L’histoire plus récente a accru l’opposition entre les deux pays issus de la partition de 1947. Cette dernière a été soutenue par les Occidentaux. Face à l’Inde non-alignée, un Etat musulman profondément anticommuniste était un allié indispensable sur la route du Golfe et du pétrole. Les Occidentaux, au Pakistan comme en Indonésie, ont joué l’islam contre le communisme. Ce calcul était juste puisque l’effondrement de l’URSS a été précipité par l’échec soviétique en Afghanistan, provoqué par la résistance musulmane financée par l’Arabie saoudite, armée par les Etats-Unis et aidée par le Pakistan. Par la suite, on s’est aperçu un peu tard que l’on avait joué les apprentis-sorciers et réveillé le monstre, l’islamisme, un monstre qui suscite à tort ou à raison des craintes et de l’hostilité chez tous ses voisins : des Balkans aux Philippines en passant par l’Afrique centrale, le Caucase, la Birmanie et la Chine. Pour les nationalistes hindous, qui souhaitent reconstruire à Ayodhya un temple voué au dieu Rama rasé par les musulmans au XVIe siècle, sur les ruines d’une mosquée qu’ils ont incendiée en 1992, l’heure de la revanche a sonné.
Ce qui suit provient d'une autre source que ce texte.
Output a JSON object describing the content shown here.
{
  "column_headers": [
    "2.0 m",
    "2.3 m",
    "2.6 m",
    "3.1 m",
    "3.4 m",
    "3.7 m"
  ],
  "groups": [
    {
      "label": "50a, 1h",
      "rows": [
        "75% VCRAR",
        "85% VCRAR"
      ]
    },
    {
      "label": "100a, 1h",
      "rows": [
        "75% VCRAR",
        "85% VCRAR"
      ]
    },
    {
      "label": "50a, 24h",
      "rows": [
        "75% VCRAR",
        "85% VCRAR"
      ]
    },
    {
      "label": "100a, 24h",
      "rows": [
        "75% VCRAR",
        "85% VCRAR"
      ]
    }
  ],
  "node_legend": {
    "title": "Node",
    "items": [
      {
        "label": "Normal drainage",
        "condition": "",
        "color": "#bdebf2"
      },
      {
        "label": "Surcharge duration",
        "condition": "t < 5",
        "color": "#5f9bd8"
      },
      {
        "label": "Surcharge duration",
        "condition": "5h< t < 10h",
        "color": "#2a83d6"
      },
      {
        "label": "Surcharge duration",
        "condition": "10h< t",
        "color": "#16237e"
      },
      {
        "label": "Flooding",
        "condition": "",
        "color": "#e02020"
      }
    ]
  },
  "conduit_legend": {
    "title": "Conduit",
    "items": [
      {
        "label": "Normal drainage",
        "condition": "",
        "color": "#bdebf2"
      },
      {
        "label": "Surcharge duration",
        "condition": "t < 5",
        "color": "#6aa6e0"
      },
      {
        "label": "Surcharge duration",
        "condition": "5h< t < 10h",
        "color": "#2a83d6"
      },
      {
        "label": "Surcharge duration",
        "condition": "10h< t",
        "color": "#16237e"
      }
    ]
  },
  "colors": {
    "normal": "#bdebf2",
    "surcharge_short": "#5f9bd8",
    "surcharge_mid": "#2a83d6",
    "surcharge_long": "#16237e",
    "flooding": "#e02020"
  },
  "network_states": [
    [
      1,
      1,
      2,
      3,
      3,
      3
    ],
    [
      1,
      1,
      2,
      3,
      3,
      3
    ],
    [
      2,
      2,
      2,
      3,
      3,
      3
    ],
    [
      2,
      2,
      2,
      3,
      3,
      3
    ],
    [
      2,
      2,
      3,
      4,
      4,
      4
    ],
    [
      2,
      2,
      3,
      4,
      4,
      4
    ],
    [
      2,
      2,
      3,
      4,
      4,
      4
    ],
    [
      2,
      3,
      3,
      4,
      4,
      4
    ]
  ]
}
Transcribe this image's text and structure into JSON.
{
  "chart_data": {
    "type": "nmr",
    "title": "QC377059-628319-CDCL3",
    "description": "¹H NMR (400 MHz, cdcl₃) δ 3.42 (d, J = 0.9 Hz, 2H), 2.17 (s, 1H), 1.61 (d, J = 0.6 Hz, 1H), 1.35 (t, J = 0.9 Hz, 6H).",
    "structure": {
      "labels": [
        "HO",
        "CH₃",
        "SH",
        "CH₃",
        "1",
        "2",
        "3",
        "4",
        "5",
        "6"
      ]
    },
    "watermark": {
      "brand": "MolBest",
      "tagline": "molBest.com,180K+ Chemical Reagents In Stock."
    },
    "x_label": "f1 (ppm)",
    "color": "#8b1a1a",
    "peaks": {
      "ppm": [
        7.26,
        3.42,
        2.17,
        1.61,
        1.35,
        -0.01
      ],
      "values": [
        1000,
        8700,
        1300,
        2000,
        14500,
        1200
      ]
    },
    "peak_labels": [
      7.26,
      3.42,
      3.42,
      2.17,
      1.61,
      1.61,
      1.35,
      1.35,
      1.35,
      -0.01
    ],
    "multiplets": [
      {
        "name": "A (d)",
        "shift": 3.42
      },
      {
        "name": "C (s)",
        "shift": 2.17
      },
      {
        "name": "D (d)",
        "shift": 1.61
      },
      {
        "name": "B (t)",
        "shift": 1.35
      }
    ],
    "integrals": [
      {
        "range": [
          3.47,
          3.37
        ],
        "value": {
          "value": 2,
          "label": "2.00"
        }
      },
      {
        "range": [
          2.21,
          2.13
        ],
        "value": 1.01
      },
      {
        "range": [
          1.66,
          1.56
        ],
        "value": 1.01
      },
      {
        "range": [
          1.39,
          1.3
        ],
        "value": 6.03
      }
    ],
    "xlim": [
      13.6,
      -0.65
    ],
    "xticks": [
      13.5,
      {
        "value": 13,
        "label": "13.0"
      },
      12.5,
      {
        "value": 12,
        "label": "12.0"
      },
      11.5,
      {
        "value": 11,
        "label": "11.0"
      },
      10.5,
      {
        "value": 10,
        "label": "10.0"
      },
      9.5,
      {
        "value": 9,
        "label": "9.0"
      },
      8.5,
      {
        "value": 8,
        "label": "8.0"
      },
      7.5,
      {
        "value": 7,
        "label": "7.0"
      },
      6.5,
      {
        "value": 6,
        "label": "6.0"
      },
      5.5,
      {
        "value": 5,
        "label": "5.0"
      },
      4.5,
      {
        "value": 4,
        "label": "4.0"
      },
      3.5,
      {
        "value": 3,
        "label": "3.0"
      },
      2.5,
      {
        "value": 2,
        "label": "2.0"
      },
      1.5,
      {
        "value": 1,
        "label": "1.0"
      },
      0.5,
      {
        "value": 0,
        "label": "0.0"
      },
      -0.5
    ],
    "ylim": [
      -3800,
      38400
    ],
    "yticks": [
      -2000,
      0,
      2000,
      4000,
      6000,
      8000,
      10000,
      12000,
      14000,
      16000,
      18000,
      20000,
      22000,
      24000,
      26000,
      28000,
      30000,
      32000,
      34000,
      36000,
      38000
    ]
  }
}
L’islam et l’Inde n’ont plus du tout aujourd’hui le même rôle stratégique que lors de la guerre froide. La longue alliance objective entre les démocraties occidentales et l’islam sunnite des monarchies pétrolières a favorisé et favorise encore l’expansion d’une religion mortelle pour la paix du monde et pour notre civilisation. Tout ce qui peut faire rentrer le génie dans sa bouteille devrait être privilégié. Les nationalismes sont les meilleures armes contre lui, en Syrie comme en Inde.